Having in the past six years lost two siblings to cancer, do I or should I feel anger about the King’s speedy treatment?

No. I certainly wish medics had been as good when treating my sister Penny. She seemed to have overcome breast cancer but it returned. She went to her doctor with pains and was told it was a back-strain. Penny, the mother of three fine children, died at the age of 59.

The NHS was little better when my brother Alexander complained of racking pains in his gut. This turned out to be cancer of the colon, but his treatment during lockdown was far from good. Alexander, one of the fittest guys I knew, died at 62, leaving a grief- stricken wife and four terrific sons.

Miserable

The King’s cancer was spotted at a private hospital and he is now to receive the best care and attention. The Left would have me ask: why isn’t the privileged so-and-so on a hard chair at an A&E in Slough?
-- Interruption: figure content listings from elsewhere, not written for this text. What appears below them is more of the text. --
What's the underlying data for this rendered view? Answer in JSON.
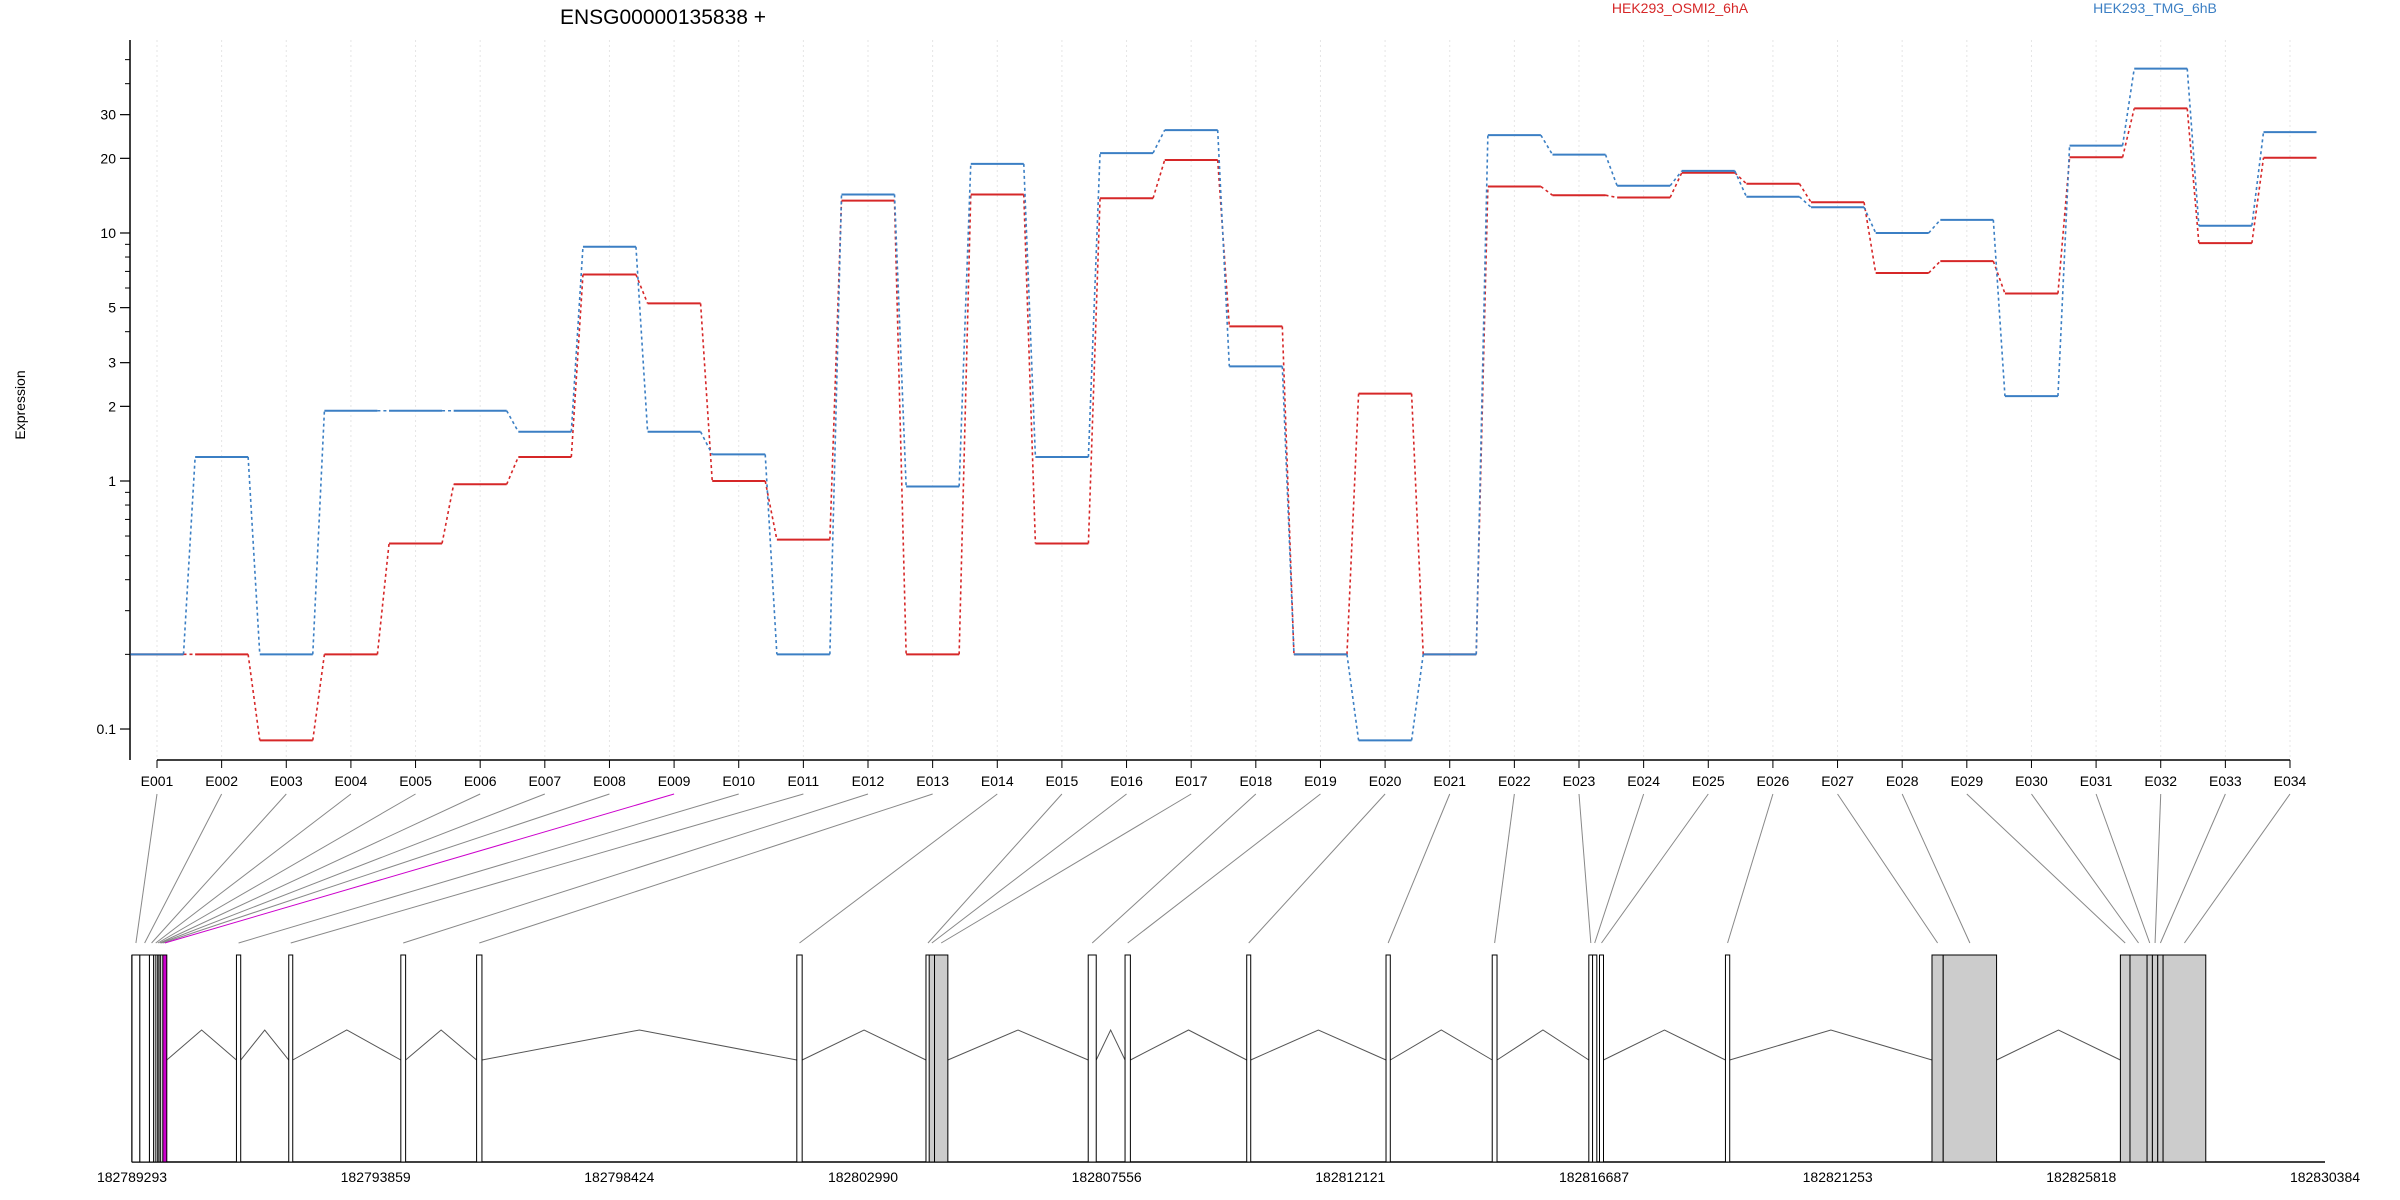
{
  "chart_data": {
    "type": "line",
    "title": "ENSG00000135838 +",
    "ylabel": "Expression",
    "yscale": "log",
    "ylim": [
      0.075,
      60
    ],
    "yticks": [
      {
        "value": 0.1,
        "label": "0.1"
      },
      {
        "value": 1,
        "label": "1"
      },
      {
        "value": 2,
        "label": "2"
      },
      {
        "value": 3,
        "label": "3"
      },
      {
        "value": 5,
        "label": "5"
      },
      {
        "value": 10,
        "label": "10"
      },
      {
        "value": 20,
        "label": "20"
      },
      {
        "value": 30,
        "label": "30"
      }
    ],
    "grid": true,
    "legend_position": "top-right",
    "categories": [
      "E001",
      "E002",
      "E003",
      "E004",
      "E005",
      "E006",
      "E007",
      "E008",
      "E009",
      "E010",
      "E011",
      "E012",
      "E013",
      "E014",
      "E015",
      "E016",
      "E017",
      "E018",
      "E019",
      "E020",
      "E021",
      "E022",
      "E023",
      "E024",
      "E025",
      "E026",
      "E027",
      "E028",
      "E029",
      "E030",
      "E031",
      "E032",
      "E033",
      "E034"
    ],
    "series": [
      {
        "name": "HEK293_OSMI2_6hA",
        "color": "#d62728",
        "values": [
          0.2,
          0.2,
          0.09,
          0.2,
          0.56,
          0.97,
          1.25,
          6.8,
          5.2,
          1.0,
          0.58,
          13.5,
          0.2,
          14.3,
          0.56,
          13.8,
          19.7,
          4.2,
          0.2,
          2.25,
          0.2,
          15.4,
          14.2,
          13.9,
          17.5,
          15.8,
          13.3,
          6.9,
          7.7,
          5.7,
          20.2,
          31.8,
          9.1,
          20.1
        ]
      },
      {
        "name": "HEK293_TMG_6hB",
        "color": "#3b7fc4",
        "values": [
          0.2,
          1.25,
          0.2,
          1.92,
          1.92,
          1.92,
          1.58,
          8.8,
          1.58,
          1.28,
          0.2,
          14.3,
          0.95,
          19.0,
          1.25,
          21.0,
          26.0,
          2.9,
          0.2,
          0.09,
          0.2,
          24.8,
          20.7,
          15.5,
          17.8,
          14.0,
          12.7,
          10.0,
          11.3,
          2.2,
          22.5,
          46.0,
          10.7,
          25.5
        ]
      }
    ],
    "genomic_ticks": [
      "182789293",
      "182793859",
      "182798424",
      "182802990",
      "182807556",
      "182812121",
      "182816687",
      "182821253",
      "182825818",
      "182830384"
    ],
    "gene_model": {
      "start": 182789293,
      "end": 182830384,
      "highlight_color": "#cc00cc",
      "exon_fill": "#cccccc",
      "exons": [
        {
          "id": "E001",
          "start": 182789293,
          "end": 182789440,
          "filled": false
        },
        {
          "id": "E002",
          "start": 182789440,
          "end": 182789620,
          "filled": false
        },
        {
          "id": "E003",
          "start": 182789620,
          "end": 182789700,
          "filled": false
        },
        {
          "id": "E004",
          "start": 182789700,
          "end": 182789740,
          "filled": false
        },
        {
          "id": "E005",
          "start": 182789740,
          "end": 182789775,
          "filled": false
        },
        {
          "id": "E006",
          "start": 182789775,
          "end": 182789800,
          "filled": false
        },
        {
          "id": "E007",
          "start": 182789800,
          "end": 182789830,
          "filled": false
        },
        {
          "id": "E008",
          "start": 182789830,
          "end": 182789870,
          "filled": false
        },
        {
          "id": "E009",
          "start": 182789870,
          "end": 182789895,
          "filled": false
        },
        {
          "id": "E010",
          "start": 182791250,
          "end": 182791330,
          "filled": false
        },
        {
          "id": "E011",
          "start": 182792230,
          "end": 182792290,
          "filled": false
        },
        {
          "id": "E012",
          "start": 182794330,
          "end": 182794420,
          "filled": false
        },
        {
          "id": "E013",
          "start": 182795750,
          "end": 182795850,
          "filled": false
        },
        {
          "id": "E014",
          "start": 182801750,
          "end": 182801850,
          "filled": false
        },
        {
          "id": "E015",
          "start": 182804170,
          "end": 182804230,
          "filled": false
        },
        {
          "id": "E016",
          "start": 182804230,
          "end": 182804330,
          "filled": true
        },
        {
          "id": "E017",
          "start": 182804330,
          "end": 182804580,
          "filled": true
        },
        {
          "id": "E018",
          "start": 182807210,
          "end": 182807360,
          "filled": false
        },
        {
          "id": "E019",
          "start": 182807900,
          "end": 182808000,
          "filled": false
        },
        {
          "id": "E020",
          "start": 182810180,
          "end": 182810240,
          "filled": false
        },
        {
          "id": "E021",
          "start": 182812790,
          "end": 182812870,
          "filled": false
        },
        {
          "id": "E022",
          "start": 182814780,
          "end": 182814870,
          "filled": false
        },
        {
          "id": "E023",
          "start": 182816590,
          "end": 182816660,
          "filled": false
        },
        {
          "id": "E024",
          "start": 182816660,
          "end": 182816740,
          "filled": false
        },
        {
          "id": "E025",
          "start": 182816790,
          "end": 182816860,
          "filled": false
        },
        {
          "id": "E026",
          "start": 182819150,
          "end": 182819230,
          "filled": false
        },
        {
          "id": "E027",
          "start": 182823020,
          "end": 182823230,
          "filled": true
        },
        {
          "id": "E028",
          "start": 182823230,
          "end": 182824230,
          "filled": true
        },
        {
          "id": "E029",
          "start": 182826550,
          "end": 182826730,
          "filled": true
        },
        {
          "id": "E030",
          "start": 182826730,
          "end": 182827050,
          "filled": true
        },
        {
          "id": "E031",
          "start": 182827050,
          "end": 182827150,
          "filled": true
        },
        {
          "id": "E032",
          "start": 182827150,
          "end": 182827250,
          "filled": true
        },
        {
          "id": "E033",
          "start": 182827250,
          "end": 182827350,
          "filled": true
        },
        {
          "id": "E034",
          "start": 182827350,
          "end": 182828150,
          "filled": true
        }
      ]
    }
  }
}
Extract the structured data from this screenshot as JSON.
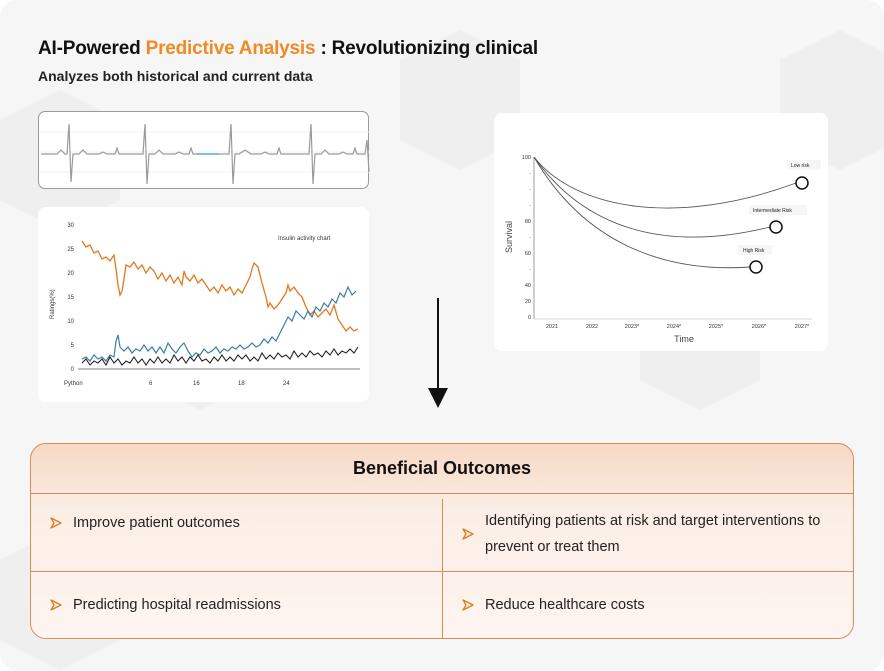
{
  "header": {
    "title_prefix": "AI-Powered ",
    "title_highlight": "Predictive Analysis",
    "title_suffix": " : Revolutionizing clinical",
    "subtitle": "Analyzes both historical and current data"
  },
  "colors": {
    "accent": "#f08a24",
    "panel_border": "#e08a55",
    "orange_series": "#e07a1f",
    "blue_series": "#3b7ea8",
    "black_series": "#222222"
  },
  "insulin_chart": {
    "title": "Insulin activity chart",
    "ylabel": "Ratings(%)",
    "yticks": [
      "30",
      "25",
      "20",
      "15",
      "10",
      "5",
      "0"
    ],
    "xticks": [
      "Python",
      "6",
      "16",
      "18",
      "24"
    ]
  },
  "survival_chart": {
    "ylabel": "Survival",
    "xlabel": "Time",
    "yticks": [
      "100",
      "80",
      "60",
      "40",
      "20",
      "0"
    ],
    "xticks": [
      "2021",
      "2022",
      "2023*",
      "2024*",
      "2025*",
      "2026*",
      "2027*"
    ],
    "labels": [
      "Low risk",
      "Intermediate Risk",
      "High Risk"
    ]
  },
  "outcomes": {
    "heading": "Beneficial Outcomes",
    "items": [
      "Improve patient outcomes",
      "Identifying patients at risk and target interventions to prevent or treat them",
      "Predicting hospital readmissions",
      "Reduce healthcare costs"
    ]
  }
}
Why isn’t he having a more miserable time? Why? Why? It isn’t fair!

Well, no, I suppose it isn’t fair, if by fair we mean that everything must have an equal outcome. But life isn’t fair. Life can be hard.

Why did my super-fit siblings die of cancer while I, fat as an old labrador, still live? Shakespear­e’s King Lear cradles the body of his dead daughter Cordelia and bawls: ‘Why should a dog, a horse, a rat have life, and thou no breath at all?’

It is only human to respond to grief like that, perhaps.

The reaction of our Left-wing friends, however, is not driven by grief. It is political. It seeks to make political hay out of a diagnosis. A physician tells a 75-year-old sovereign that he has cancer and these people accuse the supposedly wicked Tory government of ‘defunding’ an NHS that has never received more money. They spit at Charles’s ‘privilege’.

Sorry, but this outrage is forced. It is almost unhinged in its incessant devotion to electoral ends. Is the greatest privilege of all not the privilege of good health?

Bile

I am no saint. I am as likely as the next person to feel cheesed-off. But when I heard about the King’s illness, my brain did not start computing electoral advantage. My first reaction was ‘bloody cancer’.

The second, if one can say this without lese-majeste, was ‘poor chap’. Chap he be, despite his rank. The King is human, as prey to flaws and bugs as the rest of us. I happen to admire him, though I accept it is every citizen’s right to campaign against the constituti­onal monarchy. What is harder to accept is this ceaseless eye to political chance, this galloping, hard-jockeyed nag of spite.

Politics matters, of course it does, but the best politician­s understand there is more to life. ‘To everything there is a season,’ says Ecclesiast­es. When a loved king has been given some rough medical news it should be ‘a time to cast away stones’. The initial response of the anti-monarchist­s at Republic was wise. The consequent bile of some of their supporters, and the rush by others to make political points, ruined that moment of decency.

We will close by returning to John Smith, the ardent revolution­ary who greeted the King’s diagnosis by calling monarchy a ‘cancer on the body politic’.

Mr Smith, as he declares on his X handle, is the son of Harry Leslie Smith, a writer and political campaigner who was a famous figure in the Labour movement. Without his late dad, in other words, poor John would be a nobody.

How perfect that such a vinegary little agitator for republican­ism is himself a beneficiar­y of the hereditary principle.